Methods: Combining two orthogonal projection data sets for kV and MV imaging hardware can reduce the scan angle to as small as 110° (90°+fan) such that the total scan time is ~18 seconds, or within a breath hold. To obtain an accurate reconstruction, the MV projection data is first linearly corrected using linear regression using the redundant data from the start and end of the sinogram, and then the combined data is reconstructed using the FDK method. To correct for the different changes of attenuation coefficients in kV/MV between soft tissue and bone, the forward projection of the segmented bone and soft tissue from the first reconstruction in the redundant region are added to the linear regression model. The MV data is corrected again using the additional information from the segmented image, and combined with kV for a second FDK reconstruction. We simulated polychromatic 120 kVp (conventional a-Si EPID with CsI) and 2.5 MVp (prototype high-DQE MV detector) projection data with Poisson noise using the XCAT phantom. The gain correction and combined kV/MV short scan reconstructions were tested with head and thorax cases, and simple contrast-to-noise ratio measurements were made in a low-contrast pattern in the head.

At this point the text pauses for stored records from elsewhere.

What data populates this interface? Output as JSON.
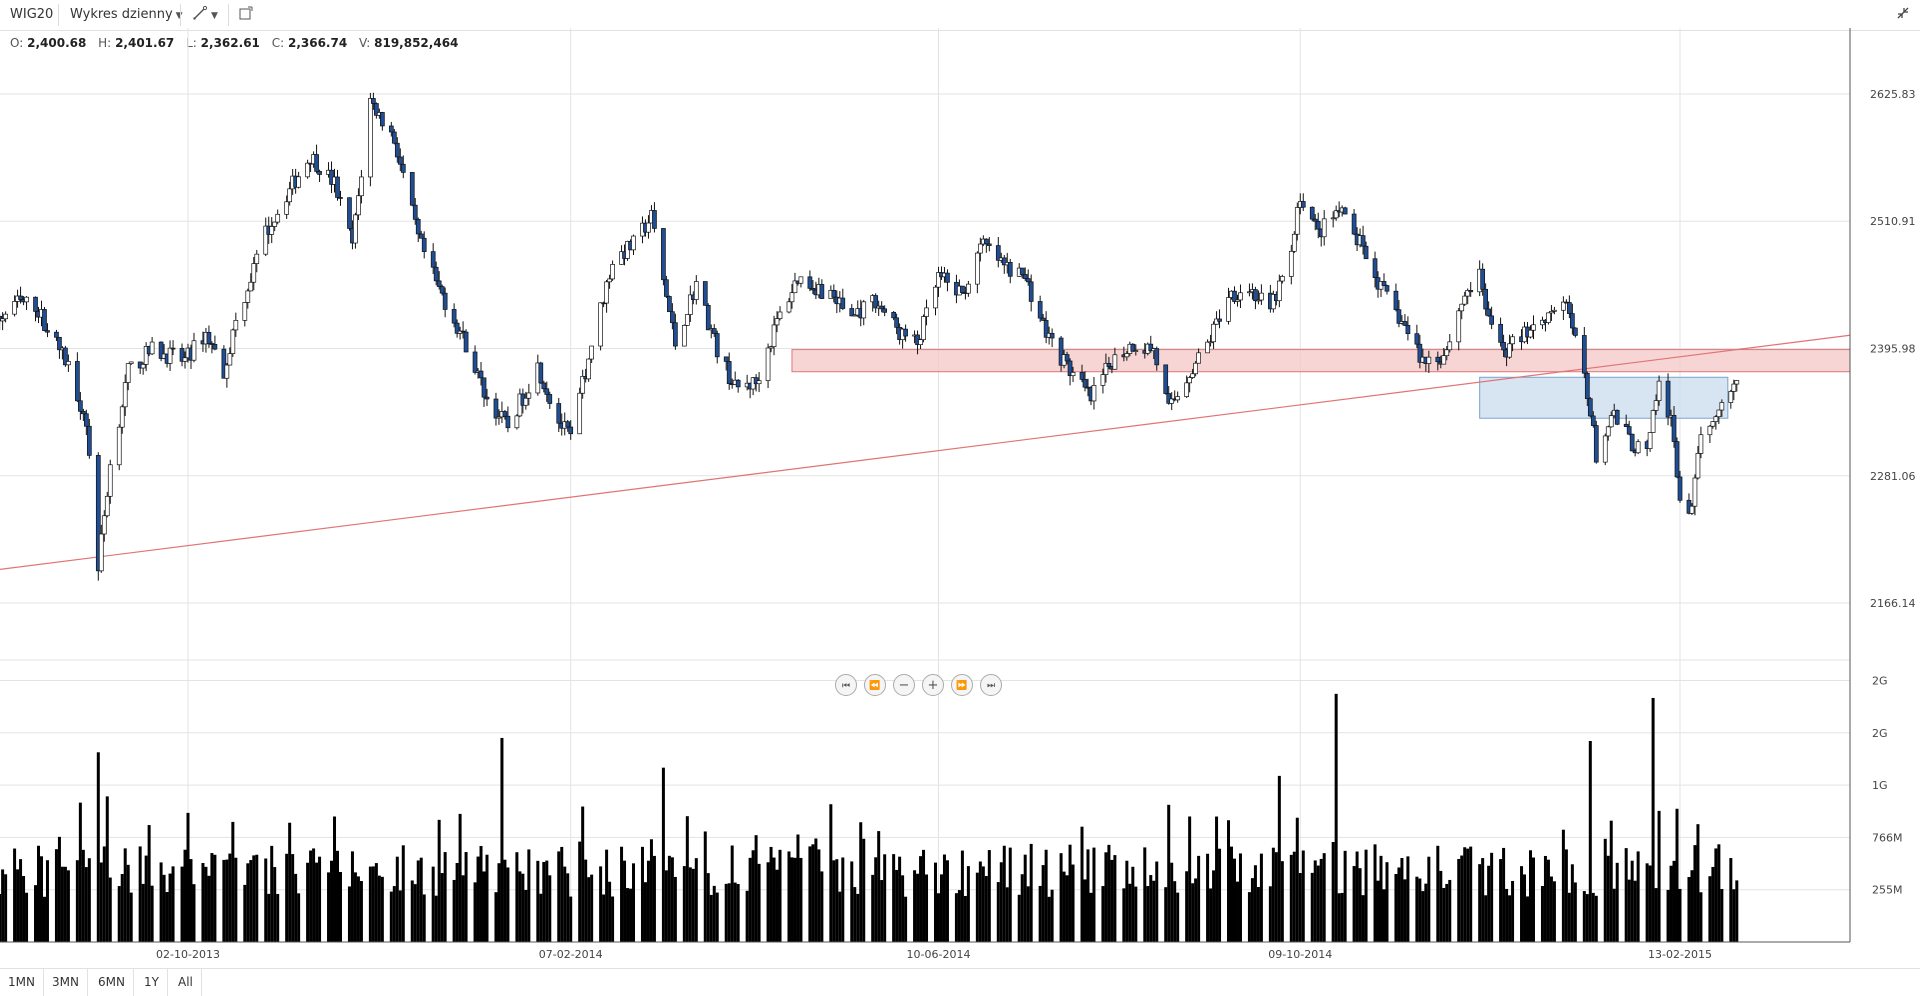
{
  "toolbar": {
    "symbol": "WIG20",
    "chart_type_label": "Wykres dzienny"
  },
  "ohlc": {
    "o_label": "O:",
    "o_value": "2,400.68",
    "h_label": "H:",
    "h_value": "2,401.67",
    "l_label": "L:",
    "l_value": "2,362.61",
    "c_label": "C:",
    "c_value": "2,366.74",
    "v_label": "V:",
    "v_value": "819,852,464"
  },
  "periods": [
    "1MN",
    "3MN",
    "6MN",
    "1Y",
    "All"
  ],
  "colors": {
    "down_fill": "#1f4e94",
    "up_fill": "#ffffff",
    "resistance_zone": "#f4c7c7",
    "support_zone": "#c9dcee",
    "trendline": "#e07474"
  },
  "chart_data": {
    "type": "candlestick",
    "x_ticks": [
      "02-10-2013",
      "07-02-2014",
      "10-06-2014",
      "09-10-2014",
      "13-02-2015"
    ],
    "price_ticks": [
      "2625.83",
      "2510.91",
      "2395.98",
      "2281.06",
      "2166.14"
    ],
    "price_range": [
      2150,
      2690
    ],
    "volume_ticks": [
      "2G",
      "2G",
      "1G",
      "766M",
      "255M"
    ],
    "volume_tick_values": [
      2550,
      2040,
      1530,
      1020,
      510
    ],
    "volume_range": [
      0,
      2750
    ],
    "trendline": {
      "start": {
        "date": "2013-07-18",
        "price": 2192
      },
      "end": {
        "date": "2015-03-04",
        "price": 2395
      }
    },
    "resistance_zone": {
      "from": "2014-04-22",
      "to": "2015-03-04",
      "low": 2375,
      "high": 2395
    },
    "support_zone": {
      "from": "2014-12-08",
      "to": "2015-03-01",
      "low": 2333,
      "high": 2370
    },
    "anchors": [
      [
        "2013-07-18",
        2393
      ],
      [
        "2013-07-24",
        2400
      ],
      [
        "2013-08-05",
        2438
      ],
      [
        "2013-08-12",
        2435
      ],
      [
        "2013-08-23",
        2380
      ],
      [
        "2013-08-29",
        2330
      ],
      [
        "2013-09-02",
        2200
      ],
      [
        "2013-09-06",
        2290
      ],
      [
        "2013-09-12",
        2375
      ],
      [
        "2013-09-20",
        2395
      ],
      [
        "2013-10-01",
        2385
      ],
      [
        "2013-10-08",
        2410
      ],
      [
        "2013-10-14",
        2375
      ],
      [
        "2013-10-18",
        2420
      ],
      [
        "2013-10-28",
        2500
      ],
      [
        "2013-11-05",
        2540
      ],
      [
        "2013-11-12",
        2570
      ],
      [
        "2013-11-20",
        2545
      ],
      [
        "2013-11-26",
        2490
      ],
      [
        "2013-12-02",
        2620
      ],
      [
        "2013-12-10",
        2585
      ],
      [
        "2013-12-18",
        2495
      ],
      [
        "2013-12-24",
        2455
      ],
      [
        "2014-01-03",
        2400
      ],
      [
        "2014-01-10",
        2350
      ],
      [
        "2014-01-17",
        2325
      ],
      [
        "2014-01-27",
        2380
      ],
      [
        "2014-02-03",
        2330
      ],
      [
        "2014-02-07",
        2315
      ],
      [
        "2014-02-14",
        2400
      ],
      [
        "2014-02-21",
        2475
      ],
      [
        "2014-02-28",
        2490
      ],
      [
        "2014-03-06",
        2515
      ],
      [
        "2014-03-14",
        2400
      ],
      [
        "2014-03-21",
        2455
      ],
      [
        "2014-03-28",
        2395
      ],
      [
        "2014-04-03",
        2360
      ],
      [
        "2014-04-10",
        2365
      ],
      [
        "2014-04-17",
        2420
      ],
      [
        "2014-04-24",
        2460
      ],
      [
        "2014-05-05",
        2445
      ],
      [
        "2014-05-12",
        2425
      ],
      [
        "2014-05-20",
        2440
      ],
      [
        "2014-05-28",
        2410
      ],
      [
        "2014-06-03",
        2400
      ],
      [
        "2014-06-10",
        2460
      ],
      [
        "2014-06-18",
        2445
      ],
      [
        "2014-06-25",
        2490
      ],
      [
        "2014-07-02",
        2470
      ],
      [
        "2014-07-09",
        2460
      ],
      [
        "2014-07-16",
        2410
      ],
      [
        "2014-07-23",
        2380
      ],
      [
        "2014-07-31",
        2350
      ],
      [
        "2014-08-07",
        2385
      ],
      [
        "2014-08-14",
        2400
      ],
      [
        "2014-08-21",
        2395
      ],
      [
        "2014-08-26",
        2340
      ],
      [
        "2014-09-01",
        2370
      ],
      [
        "2014-09-08",
        2400
      ],
      [
        "2014-09-15",
        2445
      ],
      [
        "2014-09-22",
        2450
      ],
      [
        "2014-09-29",
        2430
      ],
      [
        "2014-10-06",
        2480
      ],
      [
        "2014-10-09",
        2535
      ],
      [
        "2014-10-15",
        2500
      ],
      [
        "2014-10-22",
        2520
      ],
      [
        "2014-10-29",
        2490
      ],
      [
        "2014-11-05",
        2450
      ],
      [
        "2014-11-12",
        2420
      ],
      [
        "2014-11-19",
        2385
      ],
      [
        "2014-11-26",
        2390
      ],
      [
        "2014-12-03",
        2445
      ],
      [
        "2014-12-08",
        2460
      ],
      [
        "2014-12-12",
        2410
      ],
      [
        "2014-12-17",
        2395
      ],
      [
        "2014-12-23",
        2410
      ],
      [
        "2015-01-05",
        2440
      ],
      [
        "2015-01-12",
        2375
      ],
      [
        "2015-01-16",
        2300
      ],
      [
        "2015-01-22",
        2335
      ],
      [
        "2015-01-28",
        2310
      ],
      [
        "2015-02-02",
        2300
      ],
      [
        "2015-02-06",
        2365
      ],
      [
        "2015-02-10",
        2330
      ],
      [
        "2015-02-13",
        2260
      ],
      [
        "2015-02-17",
        2250
      ],
      [
        "2015-02-20",
        2315
      ],
      [
        "2015-02-26",
        2345
      ],
      [
        "2015-03-02",
        2355
      ],
      [
        "2015-03-04",
        2370
      ]
    ]
  }
}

Results: The FDK reconstruction using the proposed gain correction method can effectively reduce artifacts caused by the differences of attenuation coefficients in the kV/MV data. The CNRs of the short scans for kV, MV, and kV/MV are 5.0, 2.6 and 3.4 respectively. The proposed gain correction method also works with truncated projections.

Conclusion: A novel gain correction and reconstruction method was developed to generate short scan CBCT from orthogonal kV/MV projections.

Funding Support, Disclosures, and Conflict of Interest: This work is supported by NIH Grant 5R01CA138426-05.